Результативно или нет, сложно судить, потому что мы понимаем, что, с одной стороны, Беларусь не освобождена и репрессии в нашей стране продолжаются. Но то, что представителей режима практически никуда не приглашают, чтобы они свою ложь доносили до наших зарубежных партнеров, а наоборот, зовут представителей демократической Беларуси, — это тоже очень большое достижение, которое не нужно недооценивать.


Да, я много езжу, но я всегда настаиваю на том, чтобы я не заменяла всех белорусов. Говорю, что если есть возможность пригласить представителей других структур, других инициатив узкой специализации, пожалуйста, делайте это.

Потому что я хочу, чтобы больше людей брали на себя ответственность, представляли голос белорусов по разным направлениям.


Я максимально стараюсь ограничивать себя в поездках, потому что всё-таки основное направление — это работа с белорусами. В белорусских диаспорах мне, наоборот, говорят, что я редко к ним приезжаю, поэтому стараюсь максимально и к ним попасть, и на политические встречи.


Светлана Тихановская выступает в здании Европарламента в Страсбурге, держа в руках исторический белорусский флаг. 13 сентября 2023 года.

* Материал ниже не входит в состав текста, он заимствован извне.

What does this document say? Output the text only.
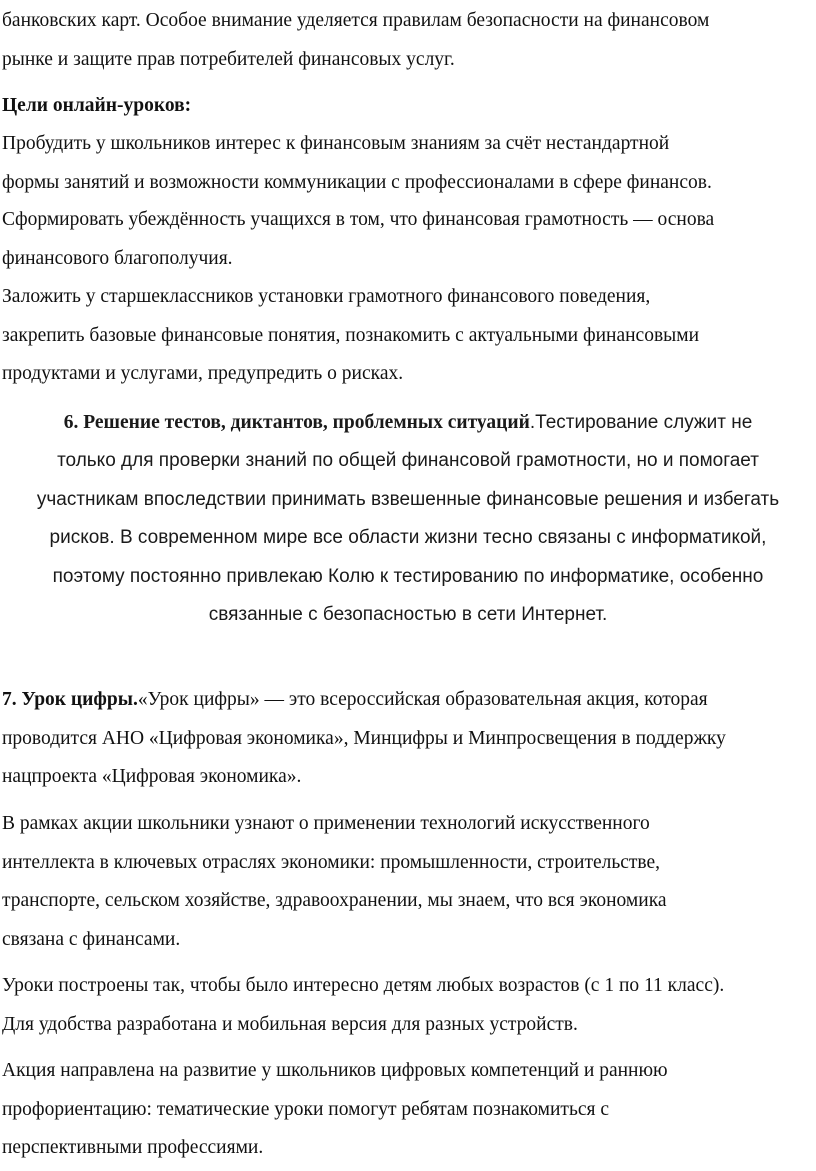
банковских карт. Особое внимание уделяется правилам безопасности на финансовом
рынке и защите прав потребителей финансовых услуг.

Цели онлайн-уроков:

Пробудить у школьников интерес к финансовым знаниям за счёт нестандартной
формы занятий и возможности коммуникации с профессионалами в сфере финансов.

Сформировать убеждённость учащихся в том, что финансовая грамотность — основа
финансового благополучия.

Заложить у старшеклассников установки грамотного финансового поведения,
закрепить базовые финансовые понятия, познакомить с актуальными финансовыми
продуктами и услугами, предупредить о рисках.

6. Решение тестов, диктантов, проблемных ситуаций.Тестирование служит не
только для проверки знаний по общей финансовой грамотности, но и помогает
участникам впоследствии принимать взвешенные финансовые решения и избегать
рисков. В современном мире все области жизни тесно связаны с информатикой,
поэтому постоянно привлекаю Колю к тестированию по информатике, особенно
связанные с безопасностью в сети Интернет.

7. Урок цифры.«Урок цифры» — это всероссийская образовательная акция, которая
проводится АНО «Цифровая экономика», Минцифры и Минпросвещения в поддержку
нацпроекта «Цифровая экономика».

В рамках акции школьники узнают о применении технологий искусственного
интеллекта в ключевых отраслях экономики: промышленности, строительстве,
транспорте, сельском хозяйстве, здравоохранении, мы знаем, что вся экономика
связана с финансами.

Уроки построены так, чтобы было интересно детям любых возрастов (с 1 по 11 класс).
Для удобства разработана и мобильная версия для разных устройств.

Акция направлена на развитие у школьников цифровых компетенций и раннюю
профориентацию: тематические уроки помогут ребятам познакомиться с
перспективными профессиями.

Фото: Philipp von Ditfurth / picture alliance / Getty Images



— Я спросил про эффект, потому что кто-то может сказать, что наблюдается даже регресс: Сейм Литвы принял закон, который ограничивает выдачу виз гражданам России и Беларуси. Правительство Чехии ввело запрет на выдачу виз и ВНЖ для россиян и белорусов.

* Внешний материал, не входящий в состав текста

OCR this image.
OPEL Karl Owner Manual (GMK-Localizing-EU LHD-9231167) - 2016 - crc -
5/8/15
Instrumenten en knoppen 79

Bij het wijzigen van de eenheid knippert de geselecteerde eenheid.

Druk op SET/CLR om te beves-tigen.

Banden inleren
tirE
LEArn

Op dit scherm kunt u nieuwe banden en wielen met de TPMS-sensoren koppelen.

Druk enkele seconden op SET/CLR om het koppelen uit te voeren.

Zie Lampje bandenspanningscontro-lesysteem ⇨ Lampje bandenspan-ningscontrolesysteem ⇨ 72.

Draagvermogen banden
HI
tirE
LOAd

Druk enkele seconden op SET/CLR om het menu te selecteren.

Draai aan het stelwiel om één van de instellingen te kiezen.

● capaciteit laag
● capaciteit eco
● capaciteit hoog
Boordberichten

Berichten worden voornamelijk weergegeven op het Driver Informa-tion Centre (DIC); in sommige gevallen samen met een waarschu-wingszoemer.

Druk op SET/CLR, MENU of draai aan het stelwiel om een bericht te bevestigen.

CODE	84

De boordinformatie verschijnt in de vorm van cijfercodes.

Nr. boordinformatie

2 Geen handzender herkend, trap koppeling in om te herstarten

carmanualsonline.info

— Да, но это же случилось сразу после начала войны, когда было принято очень много эмоциональных решений. В Чехии этот процесс уже идет обратно. Например, студентов принимают в университеты, которые изначально, после начала вторжения России в Украину, сказали, что не будут работать с белорусами.


Надо объяснять, почему нельзя «банить» белорусов. Мы возвращаемся к тому, что режим Лукашенко — это одно, а белорусов надо поддерживать максимально.


Визовый бан влияет прежде всего на активных белорусов. У белорусов с нейтральной или пролукашенковской позицией нет надобности и потребности выезжать из страны.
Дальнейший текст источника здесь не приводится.